The Art of War is excellent. Several of my peers at work recommended it and I so glad I checked it out. Sun Tzu is a master and his teaching are relevant in so many area of my life.
Audible lists 37 chapters, but 9 or 10 repeat themselves. Not that the author is being repetitive, but several chapters just repeat exactly, it should've only been 28 chapters long.
Someone who had a choice of listening to this or taking a bullet.
Whatever the heck that woman was droning on about.
In all honesty the portion of the book by Ray Porter was fine. And in all fairness my dislike for the portion read by Lorna Raver has nothing to do with her performance so much as the content or lack thereof. I read "The Art of War" years ago & thoroughly enjoyed it (which is probably why I was so disappointed in this production). even IF I had wanted the commentary (which I kind of did, but it turned out to be insanely boring), I did NOT want the one hour & twenty minute intro on how "The Art of War" resembled the many other manuals & guides of the time or how popular the book is in cartoon form in various Asian cultures or how this book & other writings produced in the same period focused on "chi" or how "chi" could be applied to painting, or calligraphy, or the proper way to have sex. Not that there is anything wrong with any of these topics or the application thereof, it was just so far of topic as to degrade the entire production. Long story short: I enjoyed chapters 3-15 (i.e. the original text). Everything else.......not so much.
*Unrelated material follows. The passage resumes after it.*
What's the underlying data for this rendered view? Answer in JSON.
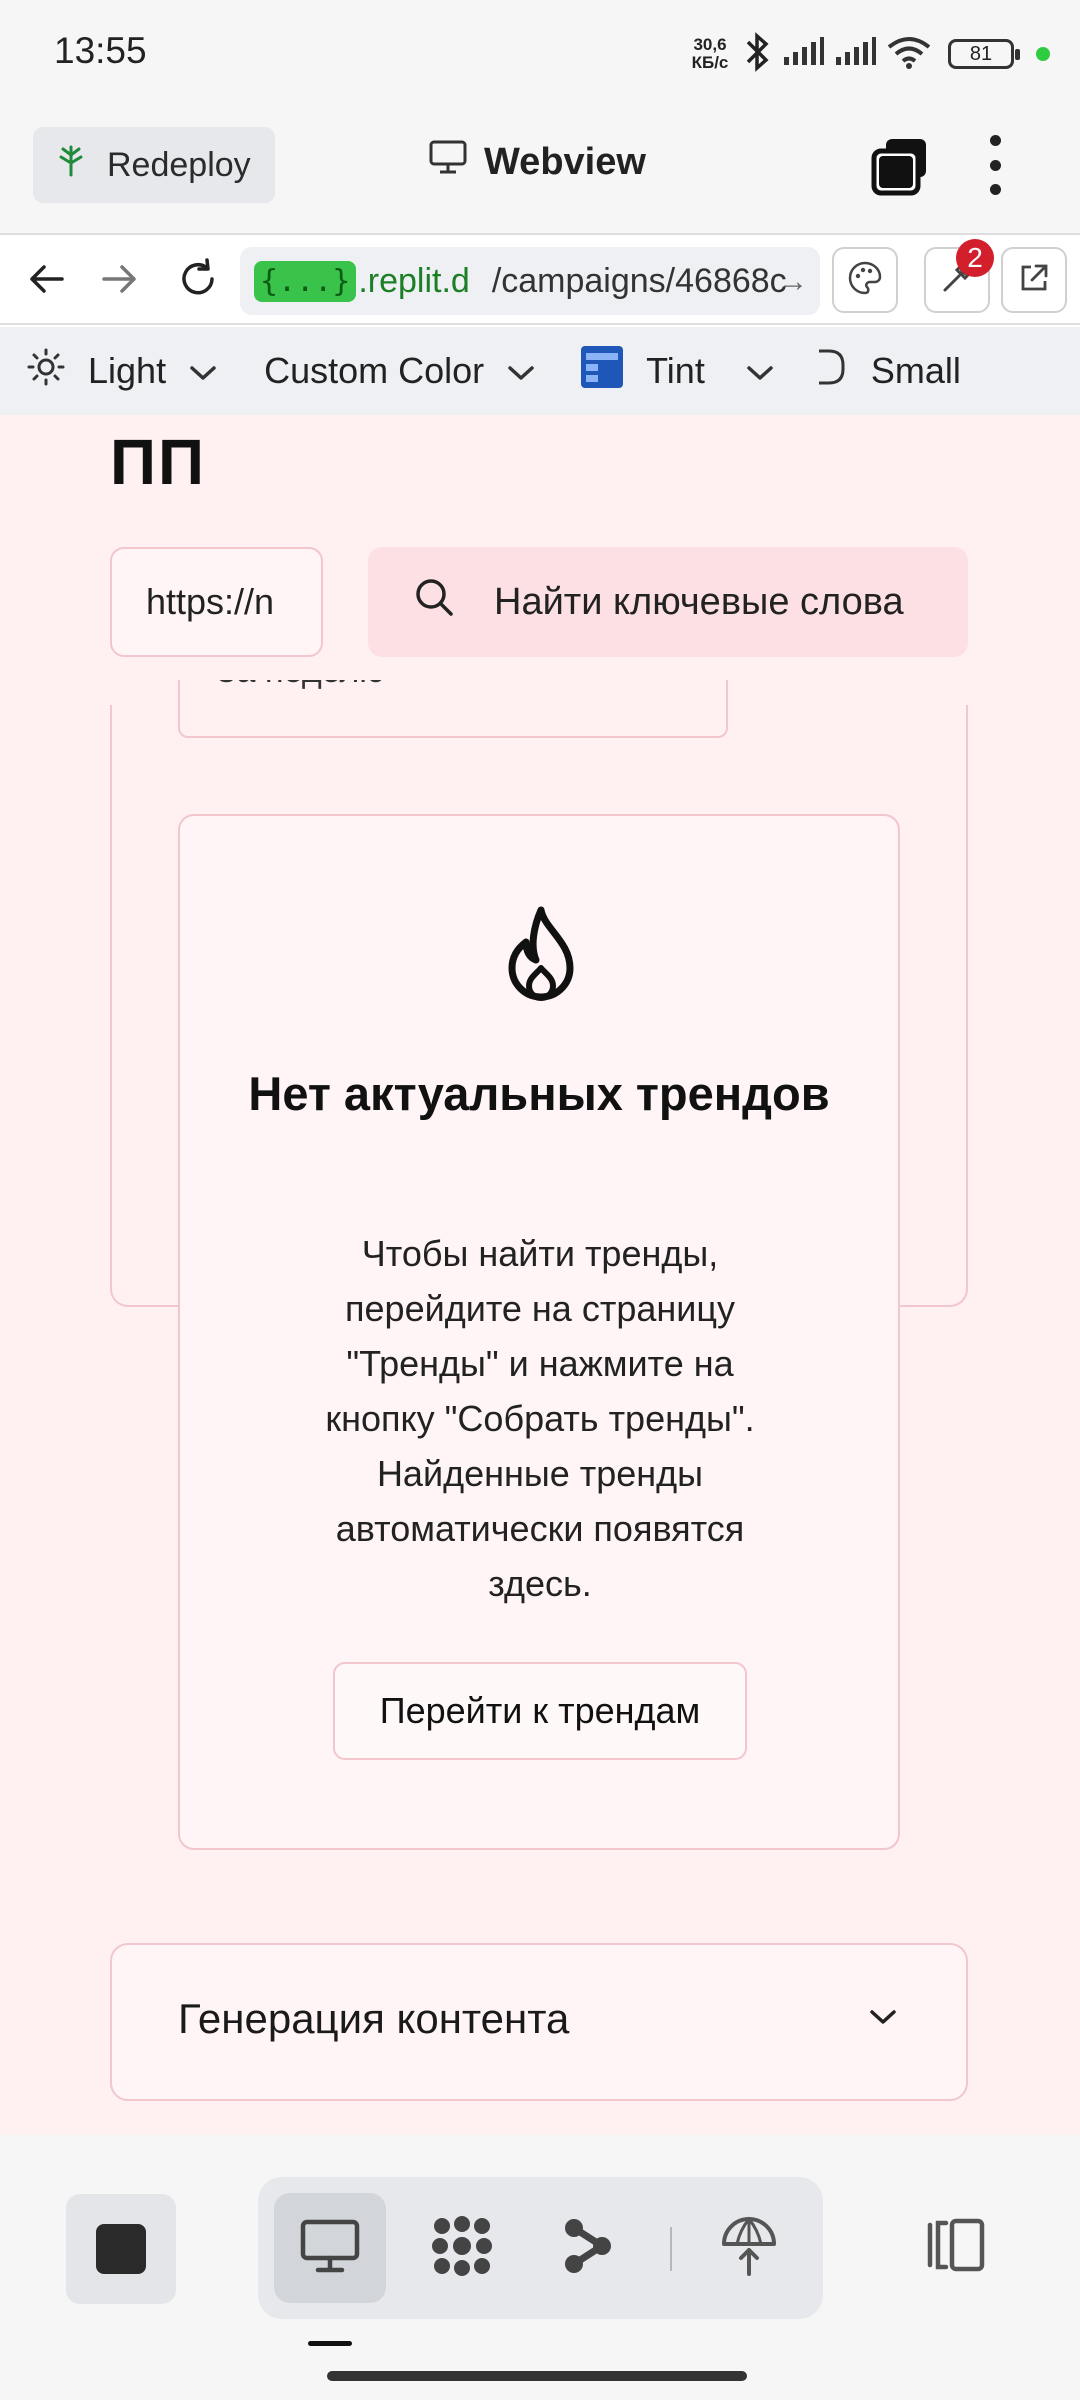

My expectations were not accomplished. It is a tough reading or listening because there are so many data that is perfect for an investigator but not for somebody that needs practical knowledge. To long and not so practical, after this book you need to look for another that translate the wide base of the first in a practical knowledge.
I had high hopes for this work. I got little out of it. I expected timeless truths and wisdom. I got things like : Don't attack when your men are tired, Don't camp with a river behind you....
That is brilliant advice i suppose but nothing earth shattering.
Perhaps it was the layout and delivery of the content. Tedious 'so-and-so from here-and-such translates what so-and-so says....' was too much for me after a while. Maybe in written form this is worth looking at but i don't feel it's worth a listen in audio format.